Neurosci Lett. 2011 Oct 17;504(1):13-7. doi: 10.1016/j.neulet.2011.08.028. Epub 2011 Aug 24.
In addition to blocking dopamine (DA) uptake, cocaine also causes an unconditioned increase in DA release. In drug naive rats, this effect is most robust within the nucleus accumbens (NAc) shell. Recent studies have shown that, in rats trained to self-administer cocaine, cocaine may act in the periphery to enhance mesolimbic DA release. Further, these studies have suggested that peripheral cocaine action may also enhance unconditioned DA release. Here, we test if it is necessary for cocaine to enter the brain to evoke unconditioned increases in DA release within the NAc shell. Administration of a cocaine analogue that crosses the blood brain barrier (cocaine HCl) enhances electrically evoked DA release and the number of cocaine-evoked phasic DA release events (i.e., DA transients) within the NAc shell. However, administration of a cocaine analogue that does not cross the blood brain barrier (cocaine MI) does not alter either measure. We therefore conclude that cocaine must act within the central nervous system to evoke unconditioned DA release within the NAc shell.

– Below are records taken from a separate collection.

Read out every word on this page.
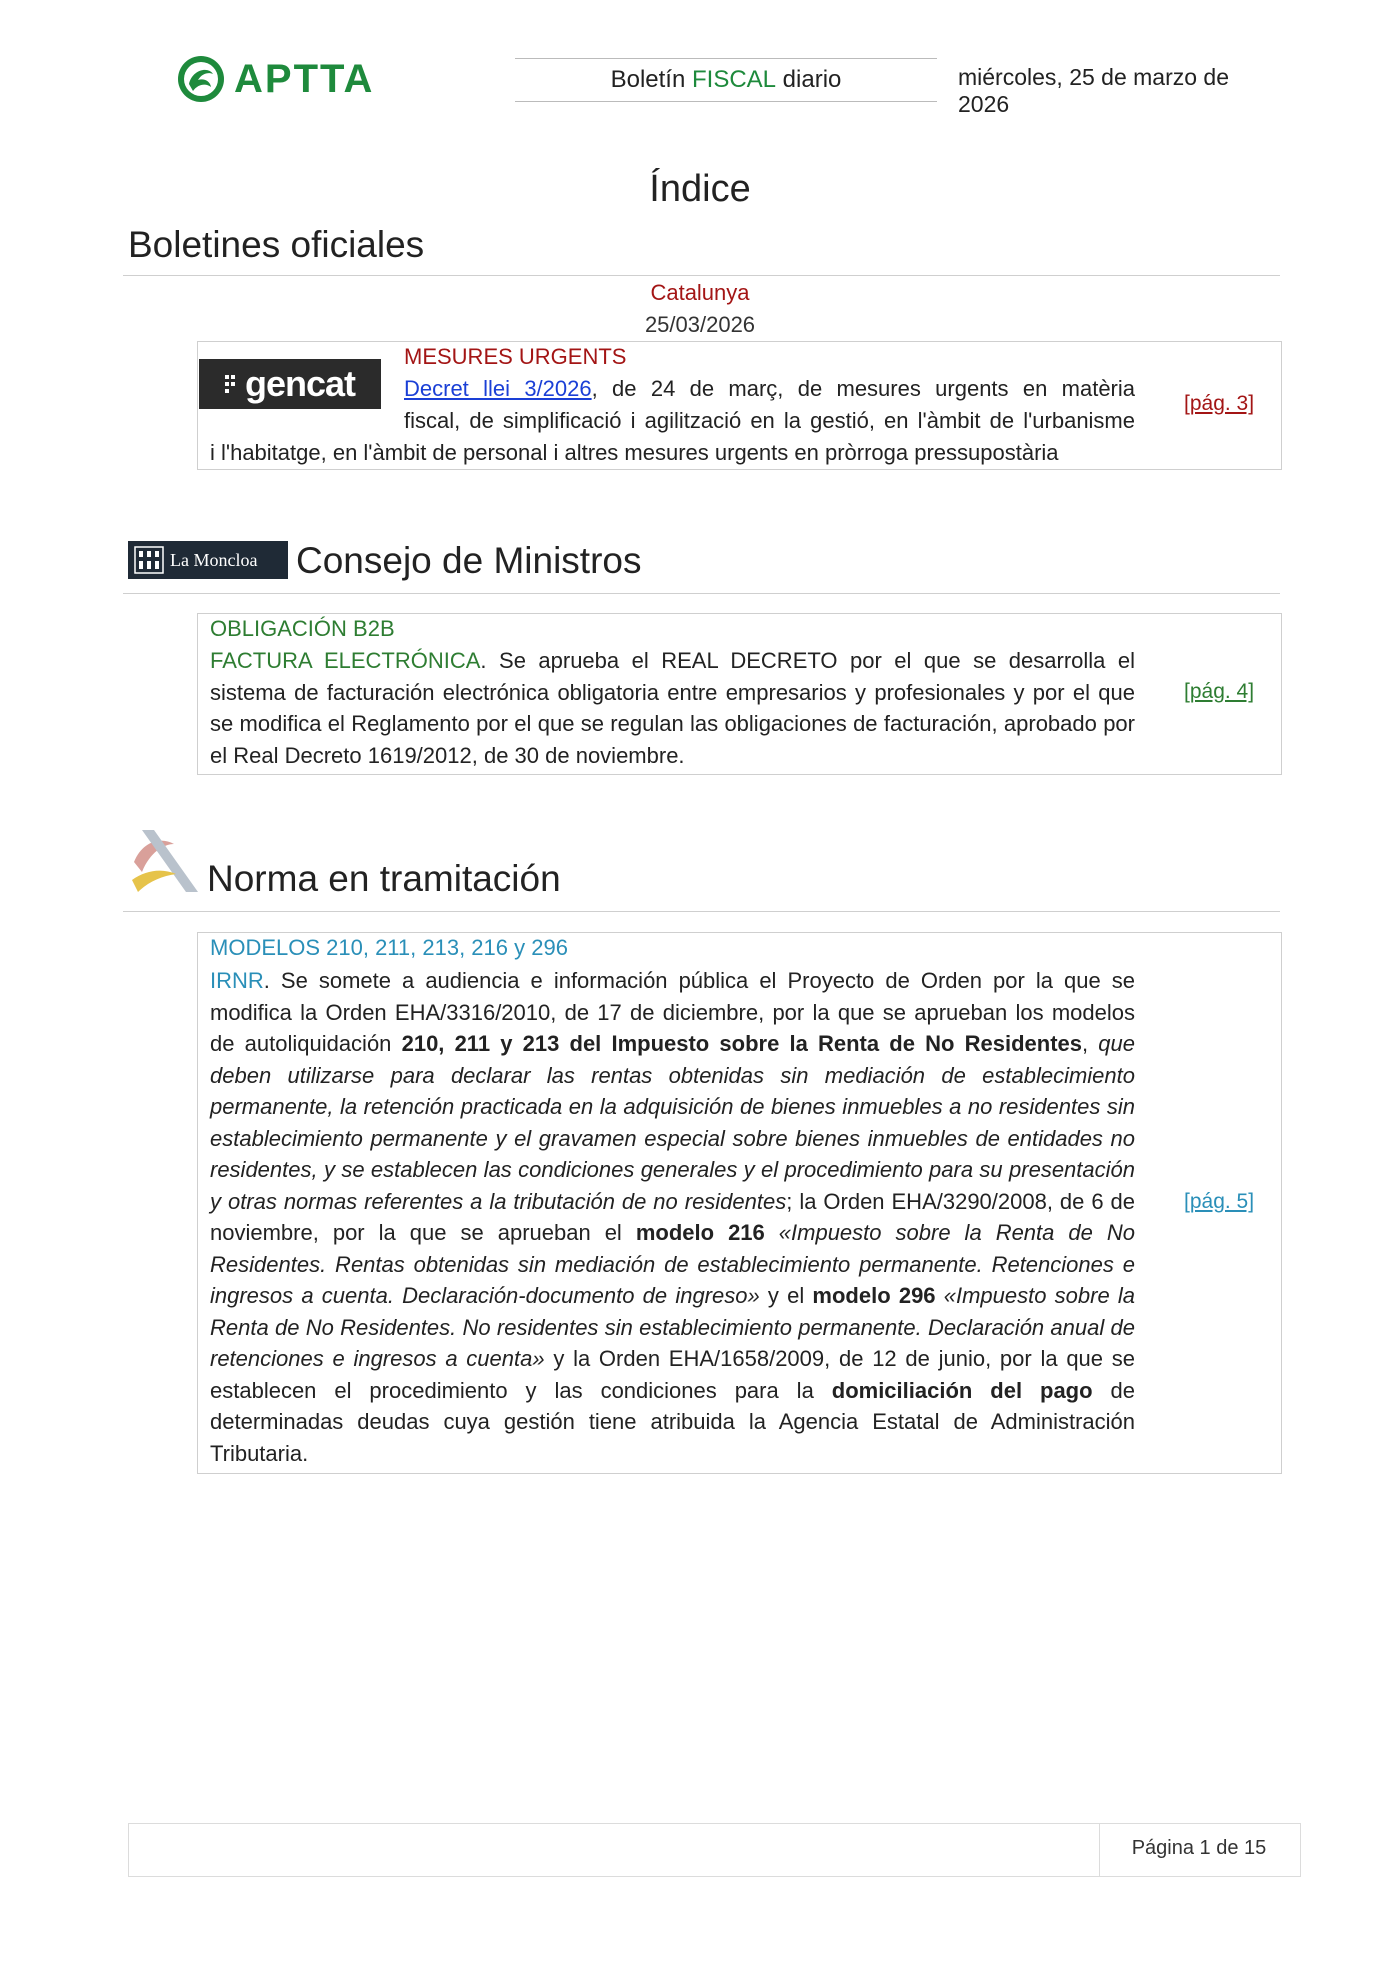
APTTA	Boletín FISCAL diario	miércoles, 25 de marzo de 2026
Índice
Boletines oficiales
Catalunya
25/03/2026
gencat
MESURES URGENTS
Decret llei 3/2026, de 24 de març, de mesures urgents en matèria
fiscal, de simplificació i agilització en la gestió, en l'àmbit de l'urbanisme
i l'habitatge, en l'àmbit de personal i altres mesures urgents en pròrroga pressupostària
[pág. 3]
La Moncloa Consejo de Ministros
OBLIGACIÓN B2B
FACTURA ELECTRÓNICA. Se aprueba el REAL DECRETO por el que se desarrolla el sistema de facturación electrónica obligatoria entre empresarios y profesionales y por el que se modifica el Reglamento por el que se regulan las obligaciones de facturación, aprobado por el Real Decreto 1619/2012, de 30 de noviembre.
[pág. 4]
Norma en tramitación
MODELOS 210, 211, 213, 216 y 296
IRNR. Se somete a audiencia e información pública el Proyecto de Orden por la que se modifica la Orden EHA/3316/2010, de 17 de diciembre, por la que se aprueban los modelos de autoliquidación 210, 211 y 213 del Impuesto sobre la Renta de No Residentes, que deben utilizarse para declarar las rentas obtenidas sin mediación de establecimiento permanente, la retención practicada en la adquisición de bienes inmuebles a no residentes sin establecimiento permanente y el gravamen especial sobre bienes inmuebles de entidades no residentes, y se establecen las condiciones generales y el procedimiento para su presentación y otras normas referentes a la tributación de no residentes; la Orden EHA/3290/2008, de 6 de noviembre, por la que se aprueban el modelo 216 «Impuesto sobre la Renta de No Residentes. Rentas obtenidas sin mediación de establecimiento permanente. Retenciones e ingresos a cuenta. Declaración-documento de ingreso» y el modelo 296 «Impuesto sobre la Renta de No Residentes. No residentes sin establecimiento permanente. Declaración anual de retenciones e ingresos a cuenta» y la Orden EHA/1658/2009, de 12 de junio, por la que se establecen el procedimiento y las condiciones para la domiciliación del pago de determinadas deudas cuya gestión tiene atribuida la Agencia Estatal de Administración Tributaria.
[pág. 5]
Página 1 de 15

除了阻断多巴胺(DA)摄取外,可卡因还会引起未条件反射的 DA 释放增加。在未接受药物处理的大鼠中,这种作用在伏隔核(NAc)壳内最为明显。最近的研究表明,在接受可卡因自我给药训练的大鼠中,可卡因可能在外周发挥作用,增强中脑边缘 DA 释放。此外,这些研究还表明,外周可卡因作用也可能增强未条件反射的 DA 释放。在这里,我们测试可卡因是否必须进入大脑才能在 NAc 壳内引起未条件反射的 DA 释放增加。给予可穿过血脑屏障的可卡因类似物(盐酸可卡因)可增强电刺激诱发的 DA 释放,以及 NAc 壳内可卡因诱发的相位性 DA 释放事件(即 DA 瞬变)的数量。然而,给予不可穿过血脑屏障的可卡因类似物(可卡因 MI)则不会改变这两种测量值。因此,我们得出结论,可卡因必须在中枢神经系统内发挥作用,才能在 NAc 壳内引起未条件反射的 DA 释放。